One of the kids started to cry. It was that Eduard person again.
“A week ago, I ended the relationship with my husband. He has yet to sign his papers, has yet to foot the bill for the badge extrication”, wait, what?, “just as he has as yet to provide our children with a way to become the men and women they need to be. TransAvian's mishaps have given us an opportunity to request a new Hive-Lord!” There were some agreeing murmurs and something crossed the kids’ faces which better not have been hope.
“You want questions?” I had had enough. I loved Liv, but this reverse psychology of hers was having the opposite effect on those assembled. Could the flames of my office excite the simmerings of the past week into a boil? With the loss of my notes, my margins, a clean slate of questions, nay, demands, starting bubbling forth.
“I’ll give you questions!”, I yelled. The ire in my gullet threatened to become the same indigestion and acid that my wife flung so freely. I backed slowly away from the crowd which felt like it was closing in. The nearness of the fire warmed my carapace and I imagined myself a revelatory sight, arms outstretched, crazed look in my eye, flames and burning birds and building behind me.
“Why is my office on fire?”, I pointed to a yellow striped kid on my left.
“What branch of TransAvian is responsible?”, to one on my right whose mandibles were hanging open in a stunned silence.
“What’s the longest way to stall a badge extrication?” Oh, I was getting in the mood now, and the parents of the kid on the receiving end of my accusatory fingers gasped slightly. My wife’s eyes narrowed and I took a small delight in it. Reverse psychology, when properly applied, works. I began to giggle!
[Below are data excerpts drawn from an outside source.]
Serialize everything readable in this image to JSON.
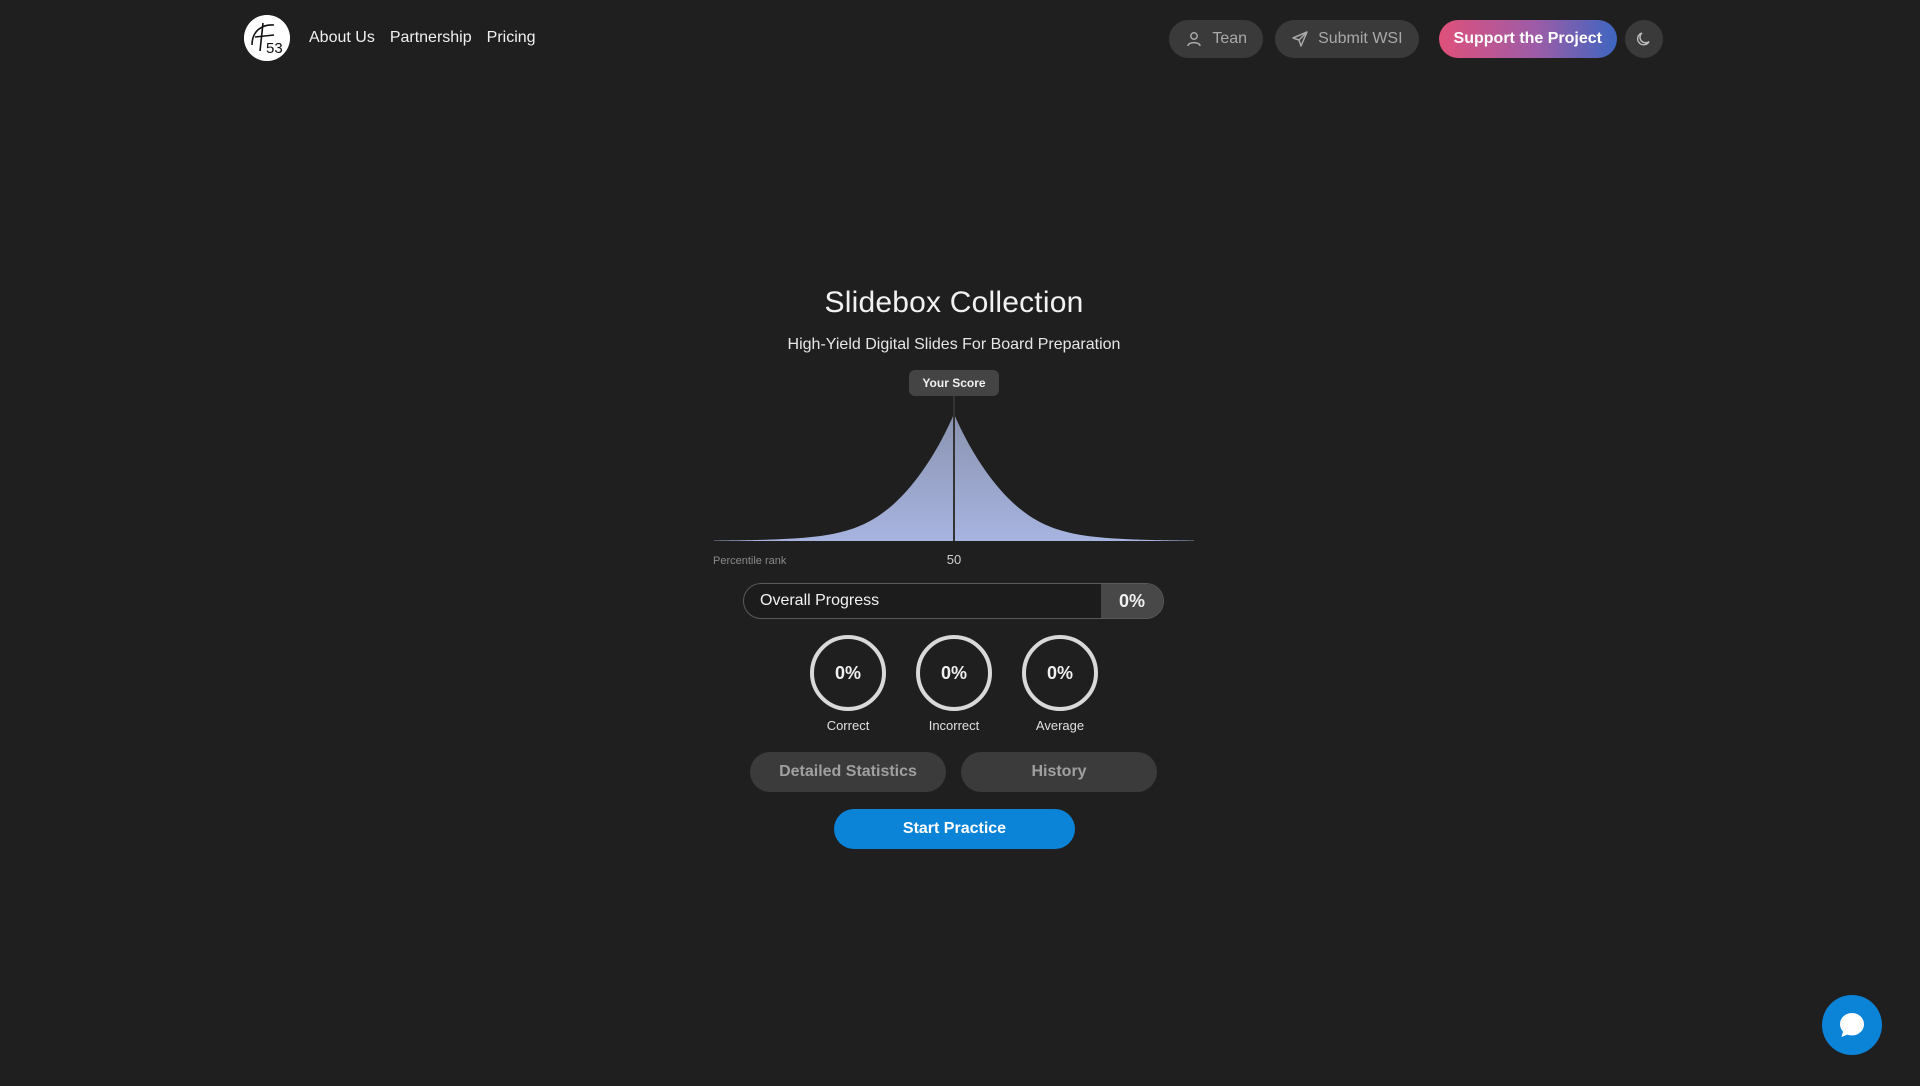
{
  "header": {
    "logo_label": "53",
    "nav": [
      {
        "label": "About Us"
      },
      {
        "label": "Partnership"
      },
      {
        "label": "Pricing"
      }
    ],
    "user_label": "Tean",
    "submit_label": "Submit WSI",
    "support_label": "Support the Project"
  },
  "main": {
    "title": "Slidebox Collection",
    "subtitle": "High-Yield Digital Slides For Board Preparation",
    "score_tag": "Your Score",
    "progress": {
      "label": "Overall Progress",
      "value": "0%"
    },
    "rings": [
      {
        "value": "0%",
        "label": "Correct"
      },
      {
        "value": "0%",
        "label": "Incorrect"
      },
      {
        "value": "0%",
        "label": "Average"
      }
    ],
    "buttons": {
      "detailed": "Detailed Statistics",
      "history": "History",
      "start": "Start Practice"
    }
  },
  "chart_data": {
    "type": "area",
    "xlabel": "Percentile rank",
    "marker": {
      "x": 50,
      "label": "50"
    },
    "xlim": [
      0,
      100
    ],
    "grid": false,
    "legend": "none",
    "colors": {
      "fill_top": "#8a93b0",
      "fill_bottom": "#a7b4e0",
      "marker": "#333333"
    }
  },
  "colors": {
    "background": "#1f1f1f",
    "accent": "#0b84d8",
    "support_gradient": [
      "#e0507a",
      "#9c5ca8",
      "#3d66c0"
    ]
  }
}
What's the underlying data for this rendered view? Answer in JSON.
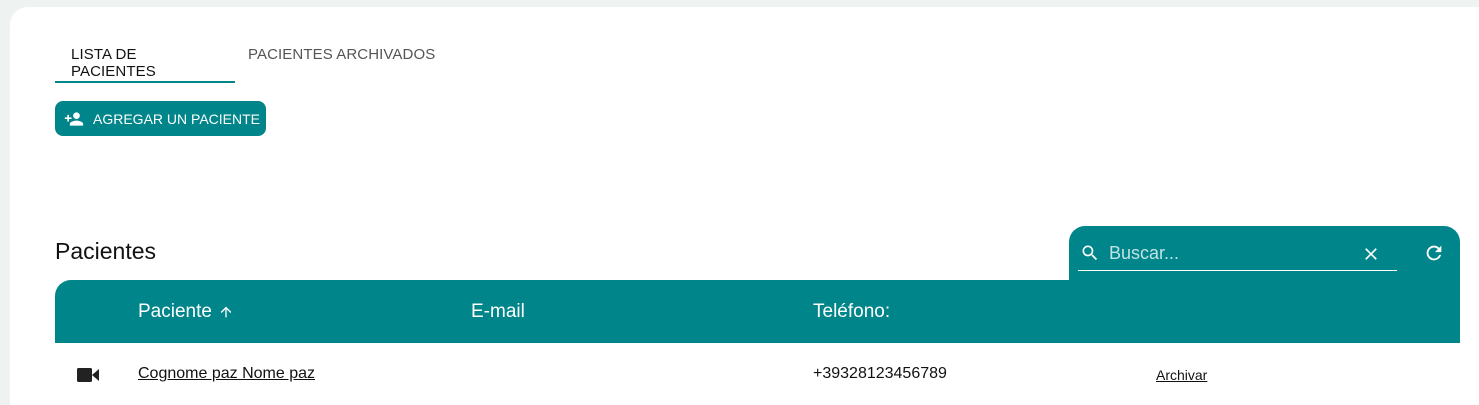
{
  "tabs": [
    {
      "label": "LISTA DE PACIENTES",
      "active": true
    },
    {
      "label": "PACIENTES ARCHIVADOS",
      "active": false
    }
  ],
  "add_button": {
    "label": "AGREGAR UN PACIENTE",
    "icon": "person-add-icon"
  },
  "section": {
    "title": "Pacientes"
  },
  "search": {
    "placeholder": "Buscar...",
    "value": "",
    "icon": "search-icon"
  },
  "table": {
    "columns": [
      {
        "label": "Paciente",
        "sort": "ascending",
        "sort_icon": "arrow-up-icon"
      },
      {
        "label": "E-mail"
      },
      {
        "label": "Teléfono:"
      }
    ],
    "rows": [
      {
        "icon": "video-camera-icon",
        "patient": "Cognome paz Nome paz",
        "email": "",
        "phone": "+39328123456789",
        "action": "Archivar"
      }
    ]
  },
  "colors": {
    "accent": "#00858a",
    "background": "#eef3f1",
    "card": "#ffffff"
  }
}
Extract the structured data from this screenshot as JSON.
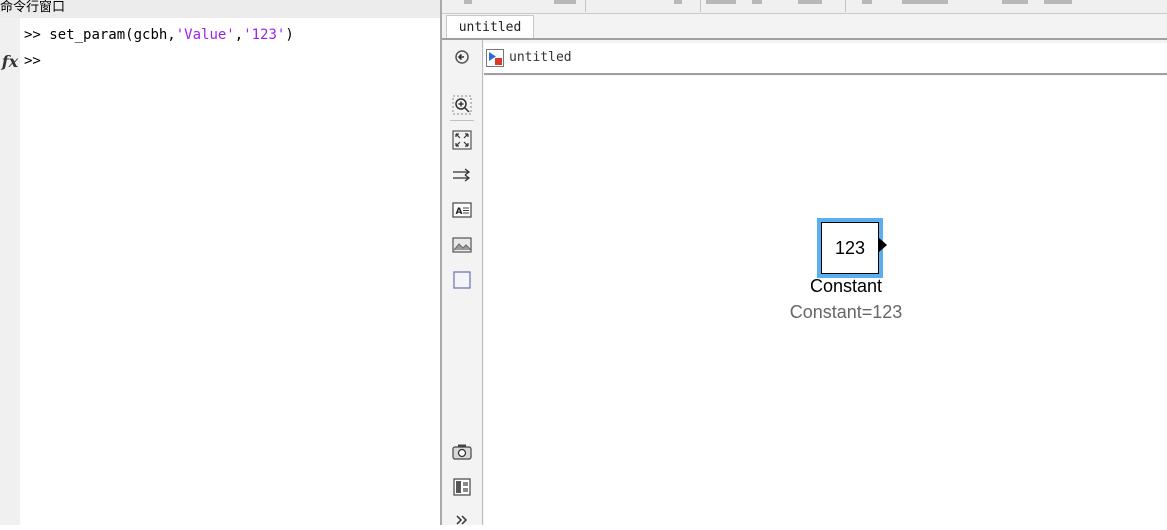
{
  "command_window": {
    "title": "命令行窗口",
    "fx_icon": "fx",
    "lines": [
      {
        "prompt": ">>",
        "code_prefix": "set_param(gcbh,",
        "str1": "'Value'",
        "sep": ",",
        "str2": "'123'",
        "code_suffix": ")"
      },
      {
        "prompt": ">>"
      }
    ],
    "string_color": "#a020f0"
  },
  "editor": {
    "tab_label": "untitled",
    "breadcrumb": {
      "icon": "simulink-model-icon",
      "label": "untitled"
    },
    "palette_icons": [
      "hide-browser-icon",
      "zoom-in-icon",
      "fit-to-view-icon",
      "signal-route-icon",
      "annotation-icon",
      "image-icon",
      "area-icon",
      "screenshot-icon",
      "model-browser-icon",
      "more-chevron-icon"
    ],
    "selection_color": "#5ab0ee"
  },
  "block": {
    "value": "123",
    "name": "Constant",
    "annotation": "Constant=123"
  }
}
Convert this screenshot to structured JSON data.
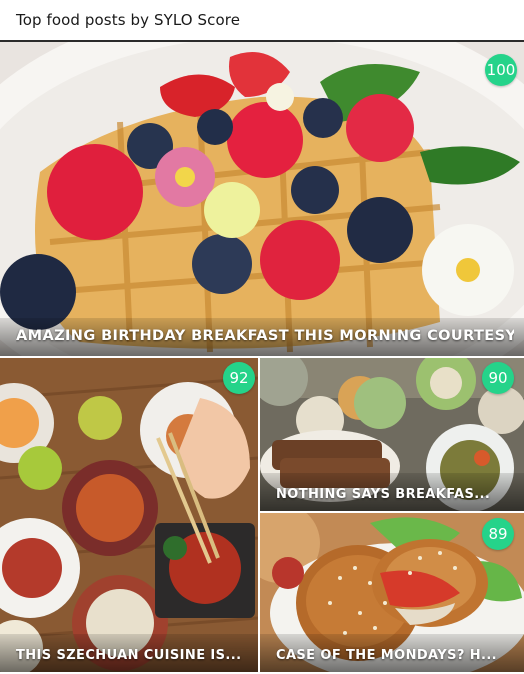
{
  "header": {
    "title": "Top food posts by SYLO Score"
  },
  "accent_color": "#25d38a",
  "posts": [
    {
      "caption": "AMAZING BIRTHDAY BREAKFAST THIS MORNING COURTESY...",
      "score": "100",
      "image": "waffle-with-berries"
    },
    {
      "caption": "THIS SZECHUAN CUISINE IS...",
      "score": "92",
      "image": "szechuan-dishes-table"
    },
    {
      "caption": "NOTHING SAYS BREAKFAS...",
      "score": "90",
      "image": "breakfast-spread"
    },
    {
      "caption": "CASE OF THE MONDAYS? H...",
      "score": "89",
      "image": "bagel-sandwich"
    }
  ]
}
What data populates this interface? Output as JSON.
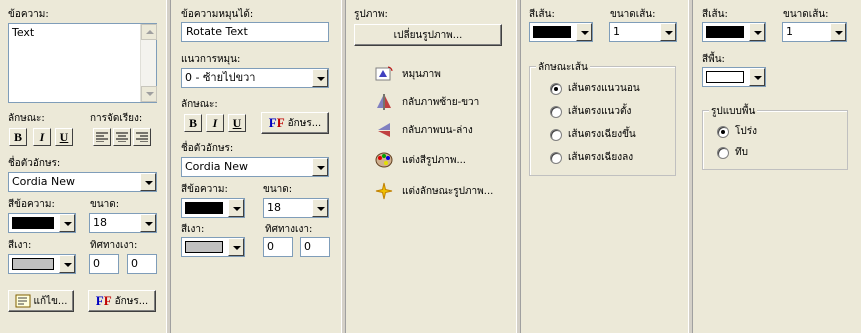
{
  "panel1": {
    "message_label": "ข้อความ:",
    "message_value": "Text",
    "style_label": "ลักษณะ:",
    "align_label": "การจัดเรียง:",
    "bold": "B",
    "italic": "I",
    "underline": "U",
    "fontname_label": "ชื่อตัวอักษร:",
    "fontname_value": "Cordia New",
    "textcolor_label": "สีข้อความ:",
    "size_label": "ขนาด:",
    "size_value": "18",
    "shadow_label": "สีเงา:",
    "shadowdir_label": "ทิศทางเงา:",
    "shadow_x": "0",
    "shadow_y": "0",
    "edit_button": "แก้ไข...",
    "font_button": "อักษร...",
    "colors": {
      "text": "#000000",
      "shadow": "#c0c0c0"
    }
  },
  "panel2": {
    "rotate_label": "ข้อความหมุนได้:",
    "rotate_value": "Rotate Text",
    "direction_label": "แนวการหมุน:",
    "direction_value": "0 - ซ้ายไปขวา",
    "style_label": "ลักษณะ:",
    "bold": "B",
    "italic": "I",
    "underline": "U",
    "font_button": "อักษร...",
    "fontname_label": "ชื่อตัวอักษร:",
    "fontname_value": "Cordia New",
    "textcolor_label": "สีข้อความ:",
    "size_label": "ขนาด:",
    "size_value": "18",
    "shadow_label": "สีเงา:",
    "shadowdir_label": "ทิศทางเงา:",
    "shadow_x": "0",
    "shadow_y": "0",
    "colors": {
      "text": "#000000",
      "shadow": "#c0c0c0"
    }
  },
  "panel3": {
    "image_label": "รูปภาพ:",
    "change_button": "เปลี่ยนรูปภาพ...",
    "actions": [
      {
        "label": "หมุนภาพ",
        "icon": "rotate-image-icon"
      },
      {
        "label": "กลับภาพซ้าย-ขวา",
        "icon": "flip-horizontal-icon"
      },
      {
        "label": "กลับภาพบน-ล่าง",
        "icon": "flip-vertical-icon"
      },
      {
        "label": "แต่งสีรูปภาพ...",
        "icon": "palette-icon"
      },
      {
        "label": "แต่งลักษณะรูปภาพ...",
        "icon": "sparkle-icon"
      }
    ]
  },
  "panel4": {
    "linecolor_label": "สีเส้น:",
    "linesize_label": "ขนาดเส้น:",
    "linesize_value": "1",
    "linestyle_group": "ลักษณะเส้น",
    "options": [
      {
        "label": "เส้นตรงแนวนอน",
        "checked": true
      },
      {
        "label": "เส้นตรงแนวตั้ง",
        "checked": false
      },
      {
        "label": "เส้นตรงเฉียงขึ้น",
        "checked": false
      },
      {
        "label": "เส้นตรงเฉียงลง",
        "checked": false
      }
    ],
    "colors": {
      "line": "#000000"
    }
  },
  "panel5": {
    "linecolor_label": "สีเส้น:",
    "linesize_label": "ขนาดเส้น:",
    "linesize_value": "1",
    "fill_label": "สีพื้น:",
    "bgstyle_group": "รูปแบบพื้น",
    "options": [
      {
        "label": "โปร่ง",
        "checked": true
      },
      {
        "label": "ทึบ",
        "checked": false
      }
    ],
    "colors": {
      "line": "#000000",
      "fill": "#ffffff"
    }
  }
}
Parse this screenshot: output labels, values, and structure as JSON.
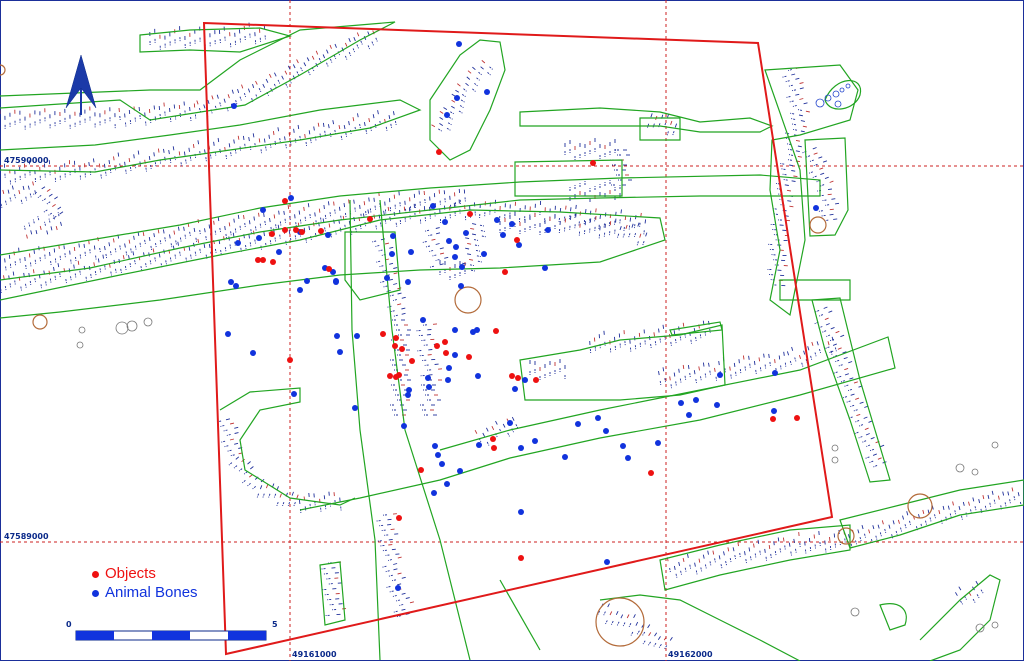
{
  "coordinates": {
    "y_north": "47590000",
    "y_south": "47589000",
    "x_west": "49161000",
    "x_east": "49162000"
  },
  "legend": {
    "objects_label": "Objects",
    "bones_label": "Animal Bones",
    "objects_color": "#ee1111",
    "bones_color": "#1133dd"
  },
  "scale": {
    "start_label": "0",
    "end_label": "5"
  },
  "icons": {
    "north_arrow": "north-arrow-icon"
  },
  "colors": {
    "boundary": "#e01a1a",
    "grid": "#cc2222",
    "feature_outline": "#22a522",
    "hatch_blue": "#1f2f9a",
    "hatch_red": "#c03333"
  }
}
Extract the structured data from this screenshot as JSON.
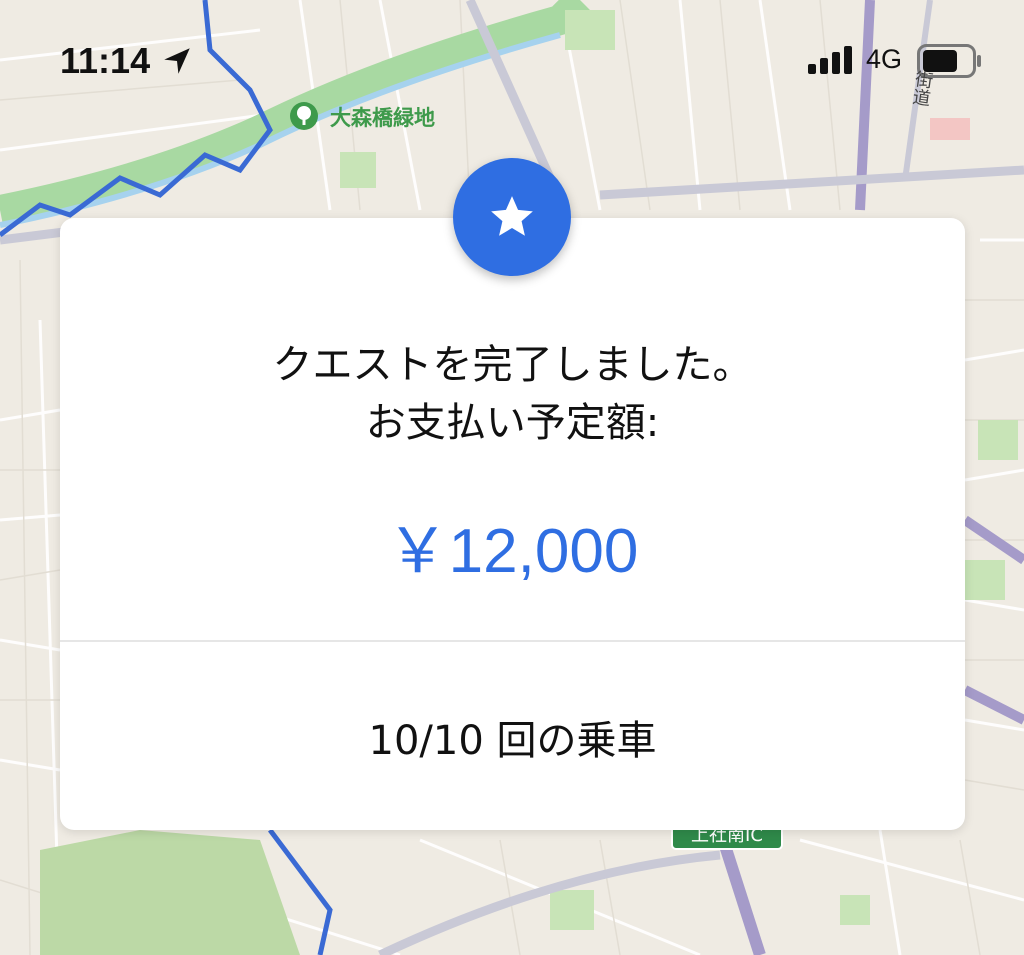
{
  "status_bar": {
    "time": "11:14",
    "network": "4G",
    "icons": [
      "location-arrow-icon",
      "cellular-signal-icon",
      "battery-icon"
    ]
  },
  "map": {
    "park_label": "大森橋緑地",
    "road_label": "街道",
    "ic_label": "上社南IC",
    "icons": [
      "park-tree-icon"
    ]
  },
  "dialog": {
    "title_line1": "クエストを完了しました。",
    "title_line2": "お支払い予定額:",
    "amount": "￥12,000",
    "rides": "10/10 回の乗車",
    "icon": "star-icon",
    "accent_color": "#2f6ee2"
  }
}
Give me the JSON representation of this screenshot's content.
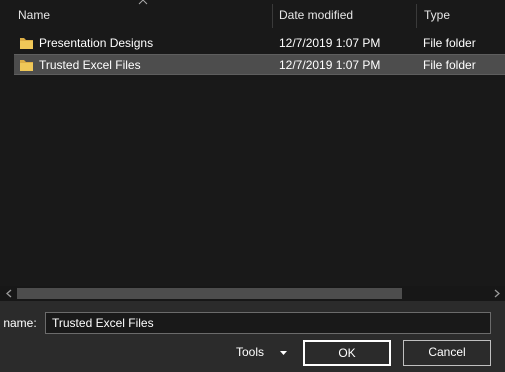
{
  "columns": {
    "name": "Name",
    "date_modified": "Date modified",
    "type": "Type"
  },
  "files": [
    {
      "name": "Presentation Designs",
      "date_modified": "12/7/2019 1:07 PM",
      "type": "File folder",
      "icon": "folder-icon",
      "selected": false
    },
    {
      "name": "Trusted Excel Files",
      "date_modified": "12/7/2019 1:07 PM",
      "type": "File folder",
      "icon": "folder-icon",
      "selected": true
    }
  ],
  "footer": {
    "file_name_label": "r name:",
    "file_name_value": "Trusted Excel Files",
    "tools_label": "Tools",
    "ok_label": "OK",
    "cancel_label": "Cancel"
  },
  "colors": {
    "background": "#191919",
    "selected_row": "#4d4d4d",
    "footer": "#2b2b2b",
    "folder": "#f0c858"
  }
}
“And”, I paused for dramatic effect, the only sound the crackling of flames, the splintering of beams of my once-office, and shouted “WHITHER MY MISSING PANTS!?” I had saved the best for Menford (Lenvard? I really must figure out his name). Every day he had come to my office, every day he had sat there waiting for acknowledgement. I had seen the most hope in his eyes during my wife’s ranting and it veritably tickled me to see it dashed away so.
I stood there victorious, my wife surely awed at these questions that had come so easily. I had promised her I’d give out some doozies, and doozies given I had!
If memory serves, that’s when my office collapsed on top of me.